Sunday, December 16, 2007
This is a picture of the front of my house and my front yard.
Friday I hiked the perimeter of the Embassy. That meant walking around the outside of the compound walls with a security detail, checking the surrounding area. We look for blind spots between guard posts, evidence of tunneling, encroaching vegetation or cover and any other obvious security concerns. Although there weren't any security issues, I did come upon a family of wild pigs. A river runs along the back wall and, I suppose, these pigs were on their way down for their late afternoon paddle. They ignored me and I didn't intrude on their personal space. The boar was HUGE! I'm told they can be quite dangerous, but I'm a very non-threatening type so they left me alone. Interestingly enough, although pork is strictly prohibited ('haraam' in Urdu) for Moslems, wild pigs are hunted, butchered and sold as 'Mountain Game'. Perhaps they taste like chicken?
Yesterday I played golf at the Islamabad Country Club, Members Only. It seems that, as diplomats, we receive courtesy memberships and can play simply by ponying up the greens fees. There are no carts and we are required to hire the local caddies to carry our clubs. We also hire one or two fore-caddies to stand down the fairway to keep track of our golfballs. Our caddy displayed an amazing talent for finding the balls that were in the fairway but didn't prove to be so adept at locating the balls that went hither and yon. If I ever actually hit a fairway, I'm pretty certain that I could find the ball all by myself but I tend to lean more towards the hither and yon side as a rule. After I'd lost the third ball to the dense rough I suggested that he might try to watch where my ball was going, that being his job and all. He said, "Yessir, but it would be much easier for both of us if you would just hit it into the fairway!" I've been playing golf for forty years and that simple solution has, apparently, never occurred to me. No wonder I lose so many golf balls. The weather was absolutely perfect for golf and I was playing with my own clubs, so most of my prepared excuses were invalid before we began. My caddy, Nassir, agreed with all of my club selections and consistently told me to putt to the "right side" of the cup. It wasn't until the fourth hole that I realized that the only words of English he knew were "good club" and "putt right". He could, however, shake his head in eloquent disgust at every shank, hook and slice. In spite of my state of play, I had a great time and was surprised to see peacocks roaming all over the course. They are not dangerous, not haraam and probably taste like chicken. The whole day cost a little less than twenty dollars with gratuities thrown in. I think I'll play again.

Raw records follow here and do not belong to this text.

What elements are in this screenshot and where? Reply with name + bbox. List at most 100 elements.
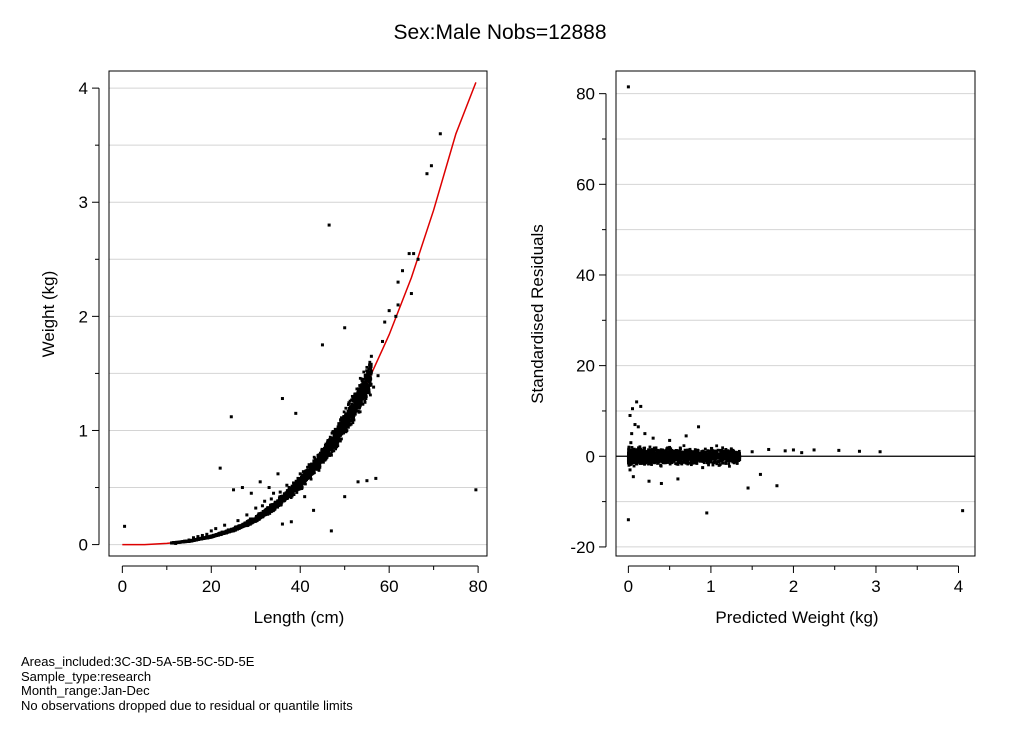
cloud-point xyxy=(294,482,298,485)
cloud-point xyxy=(289,487,293,490)
cloud-point xyxy=(305,478,309,482)
cloud-point xyxy=(353,410,357,414)
data-point xyxy=(629,441,633,445)
data-point xyxy=(631,475,635,479)
cloud-point xyxy=(641,461,644,465)
cloud-point xyxy=(330,442,334,445)
cloud-point xyxy=(677,461,681,465)
cloud-point xyxy=(648,455,652,459)
cloud-point xyxy=(231,528,235,532)
cloud-point xyxy=(650,453,654,457)
cloud-point xyxy=(196,537,200,541)
cloud-point xyxy=(643,446,647,450)
cloud-point xyxy=(203,536,207,540)
data-point xyxy=(401,269,405,273)
cloud-point xyxy=(248,518,252,522)
cloud-point xyxy=(654,448,658,452)
cloud-point xyxy=(359,391,363,395)
cloud-point xyxy=(333,427,337,431)
cloud-point xyxy=(646,457,650,461)
cloud-point xyxy=(323,454,326,458)
data-point xyxy=(630,432,634,436)
cloud-point xyxy=(695,453,698,456)
cloud-point xyxy=(665,453,669,456)
cloud-point xyxy=(350,394,354,398)
cloud-point xyxy=(188,539,192,543)
cloud-point xyxy=(702,456,706,460)
cloud-point xyxy=(364,397,368,401)
cloud-point xyxy=(735,462,739,465)
data-point xyxy=(705,511,709,515)
data-point xyxy=(303,495,307,499)
cloud-point xyxy=(291,487,295,491)
y-tick-label: 4 xyxy=(79,79,88,98)
cloud-point xyxy=(671,454,674,457)
data-point xyxy=(438,132,442,136)
cloud-point xyxy=(362,370,366,374)
cloud-point xyxy=(322,452,326,455)
cloud-point xyxy=(716,460,720,464)
cloud-point xyxy=(737,449,741,453)
cloud-point xyxy=(631,453,635,457)
cloud-point xyxy=(705,454,709,458)
data-point xyxy=(276,472,280,476)
data-point xyxy=(639,404,643,408)
data-point xyxy=(343,326,347,330)
cloud-point xyxy=(711,450,715,454)
cloud-point xyxy=(257,517,261,521)
cloud-point xyxy=(323,446,326,450)
cloud-point xyxy=(729,457,732,461)
cloud-point xyxy=(659,448,663,452)
cloud-point xyxy=(655,456,659,460)
cloud-point xyxy=(341,429,345,433)
cloud-point xyxy=(362,386,366,389)
cloud-point xyxy=(304,471,307,475)
cloud-point xyxy=(661,461,665,465)
cloud-point xyxy=(237,525,241,529)
cloud-point xyxy=(693,453,697,457)
cloud-point xyxy=(312,461,316,465)
cloud-point xyxy=(627,445,631,449)
cloud-point xyxy=(731,452,735,456)
y-tick-label: 20 xyxy=(576,357,595,376)
cloud-point xyxy=(298,482,302,486)
cloud-point xyxy=(684,461,688,465)
cloud-point xyxy=(369,371,373,375)
cloud-point xyxy=(681,454,685,458)
cloud-point xyxy=(335,441,339,445)
cloud-point xyxy=(680,462,684,466)
cloud-point xyxy=(635,453,639,457)
cloud-point xyxy=(312,455,316,459)
cloud-point xyxy=(291,485,295,489)
cloud-point xyxy=(713,449,717,453)
cloud-point xyxy=(320,455,324,459)
cloud-point xyxy=(679,459,683,463)
data-point xyxy=(701,466,705,470)
data-point xyxy=(376,374,380,378)
cloud-point xyxy=(366,384,370,387)
cloud-point xyxy=(363,374,367,377)
data-point xyxy=(267,486,271,490)
cloud-point xyxy=(270,503,274,506)
cloud-point xyxy=(657,460,661,464)
cloud-point xyxy=(306,465,309,469)
cloud-point xyxy=(330,453,333,457)
cloud-point xyxy=(700,450,704,454)
cloud-point xyxy=(310,462,313,466)
cloud-point xyxy=(650,459,654,463)
y-tick-label: -20 xyxy=(570,538,595,557)
cloud-point xyxy=(647,448,651,452)
data-point xyxy=(365,479,369,483)
cloud-point xyxy=(320,453,324,457)
cloud-point xyxy=(284,491,288,495)
cloud-point xyxy=(705,458,709,461)
cloud-point xyxy=(627,456,630,460)
cloud-point xyxy=(352,414,356,417)
cloud-point xyxy=(356,397,360,401)
cloud-point xyxy=(320,459,323,463)
cloud-point xyxy=(336,432,340,436)
data-point xyxy=(791,448,795,452)
cloud-point xyxy=(732,449,736,453)
cloud-point xyxy=(316,459,320,463)
data-point xyxy=(289,520,293,524)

Today we held the semi-annual embassy auction. Twice a year we auction off computers, furniture, appliances, equipment, rugs, and surplus items to the general public. The GSOs are responsible for the auction and I'm a GSO. We had a crowd of about 400 people show up to bid on 307 lots. We arrived at the site at 7:30am, the auction began at 9:30am and ran, non-stop, until just past 4:30pm. Every single lot was sold and we netted a bit over 7.8 million rupees, which is almost $128,000! It was my first opportunity to mingle with and talk to Pakistanis who were not part of the diplomatic community. We had very tight security around the compound we were using and the day went off without a hitch. Tight security is just a fact of life here given the current political and social unrest. The men, and the crowd was virtually all male, were a mix of small businessmen and odd lot brokers. We had a pile of broken stuff and assorted junk piled against one wall to a height of about fifteen feet. This was called the Junk Pile and it fetched the highest bid of the 307 lots. The Junk Pile went for 900,000 Rps. When we closed the doors and left, a group of men were gathered in the park across the road from our compound auctioning off the contents of the Junk Pile piece by piece. The next day we learned that the auction in the park lasted all night and the owners of the Junk Pile made a profit of almost 100,000 Rps from the resale. Here are some shots of the auction yard and a few of our customers.
This was the crowd gathered to bid on the big blue/green generator we put up for sale. It went for 610,000 Rps. You can just barely see it in the photo because a large percentage of the bidding audience is sitting on it.
This man is trying out a Stairmaster that the Health Club put up for sale. He seemed to be disappointed that he wasn't actually gaining any altitude no matter how hard he climbed. Frankly, I completely understand.
These gentlemen were quite willing to shout out their considered opinions to anyone who asked and many who didn't. Their opinions invariably fell along the lines of, "You paid too much, you dumb ....!".
Not everyone appreciated those considered opinions!
Nor did everyone find the auction to be a riveting and compelling experience.
I think Osama bin Laden just bought two used air conditioners, an office desk and a chair in reasonable condition.